Benthamiella patagonica a genus of compact cushion plants from the extremes of Patagonia includes 12 species and is a member of the tribe Benthamielleae….You’ve gotta love this plant!

The Jamaican forget-me-not, amethyst flower, or bush violet (Browallia americana) is native to tropical Latin America, from Mexico and the Caribbean, south to Peru and Brazil. Its broad, open-faced lobes contrast with its narrow tube. The flower pictured from its side show its long narrow tube.

Painted Tongue Velvet Dolly Mix (Salpiglossis sinuata) has a broader,more open funnel narrowing down to the ovary at the bottom.  The species also has a wide color range which caught the attention of breeders.  One of the limiting factors in this plant’s ‘garden’ success is that its natural range is limited to the cool/wet region of southern Chile, which in turn limits its use in hotter gardenss.  This is the most commonly utilitized plant in the Cestroideae in the garden world with many cultivars.

 

 

 

Here is an alternative description for Fabaina imbricata.

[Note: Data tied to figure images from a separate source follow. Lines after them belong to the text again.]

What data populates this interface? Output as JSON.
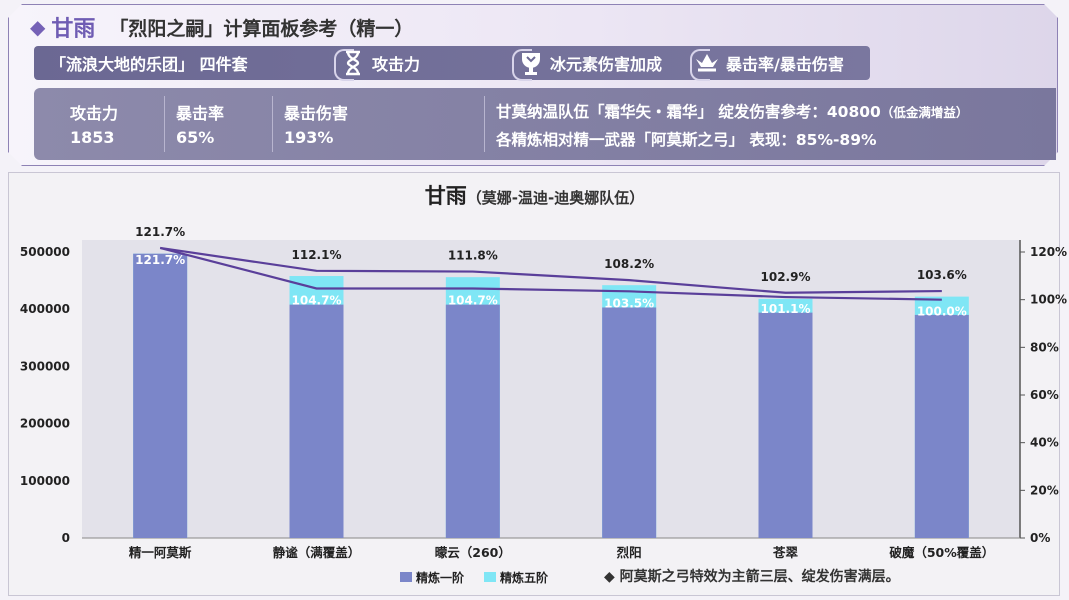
{
  "header": {
    "character": "甘雨",
    "title": "「烈阳之嗣」计算面板参考（精一）",
    "tags": [
      {
        "label": "「流浪大地的乐团」 四件套",
        "icon": ""
      },
      {
        "label": "攻击力",
        "icon": "hourglass-icon"
      },
      {
        "label": "冰元素伤害加成",
        "icon": "goblet-icon"
      },
      {
        "label": "暴击率/暴击伤害",
        "icon": "crown-icon"
      }
    ],
    "stats": [
      {
        "label": "攻击力",
        "value": "1853"
      },
      {
        "label": "暴击率",
        "value": "65%"
      },
      {
        "label": "暴击伤害",
        "value": "193%"
      }
    ],
    "info_line1": "甘莫纳温队伍「霜华矢・霜华」 绽发伤害参考：40800",
    "info_line1_note": "（低金满增益）",
    "info_line2": "各精炼相对精一武器「阿莫斯之弓」 表现：85%-89%"
  },
  "chart_data": {
    "type": "bar",
    "title": "甘雨",
    "subtitle": "（莫娜-温迪-迪奥娜队伍）",
    "categories": [
      "精一阿莫斯",
      "静谧（满覆盖）",
      "曚云（260）",
      "烈阳",
      "苍翠",
      "破魔（50%覆盖）"
    ],
    "series": [
      {
        "name": "精炼一阶",
        "values": [
          497000,
          408000,
          408000,
          403000,
          394000,
          390000
        ],
        "color": "#7b86c9"
      },
      {
        "name": "精炼五阶",
        "values": [
          497000,
          458000,
          456000,
          442000,
          418000,
          422000
        ],
        "color": "#7fe6f5"
      }
    ],
    "line_series": [
      {
        "name": "精炼五阶",
        "values": [
          121.7,
          112.1,
          111.8,
          108.2,
          102.9,
          103.6
        ],
        "labels": [
          "121.7%",
          "112.1%",
          "111.8%",
          "108.2%",
          "102.9%",
          "103.6%"
        ]
      },
      {
        "name": "精炼一阶",
        "values": [
          121.7,
          104.7,
          104.7,
          103.5,
          101.1,
          100.0
        ],
        "labels": [
          "121.7%",
          "104.7%",
          "104.7%",
          "103.5%",
          "101.1%",
          "100.0%"
        ]
      }
    ],
    "ylim": [
      0,
      500000
    ],
    "yticks": [
      "0",
      "100000",
      "200000",
      "300000",
      "400000",
      "500000"
    ],
    "y2lim": [
      0,
      120
    ],
    "y2ticks": [
      "0%",
      "20%",
      "40%",
      "60%",
      "80%",
      "100%",
      "120%"
    ],
    "legend_position": "bottom-center",
    "colors": {
      "bar1": "#7b86c9",
      "bar5": "#7fe6f5",
      "line": "#5a3f9a",
      "plot_bg": "#e3e2ea"
    }
  },
  "note": "◆ 阿莫斯之弓特效为主箭三层、绽发伤害满层。"
}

As gardeners we will only ever know a relative few of the many thousands of plants that have evolved on and populate the Earth.  It is invaluable for us to have some understanding of their diversity and complexity, as well as of the relationships that they share between them and the worlds other organisms.  We as gardeners and global citizens, must act ‘rightly’ by them, protecting the world for them, so that they can complete their necessary roles in maintaining the systems that make life possible, thereby insuring that there is a healthy world for ourselves, our children and for those who will follow us.  The world is truly a fantastical place and we must do what we can to honor, support and defend it!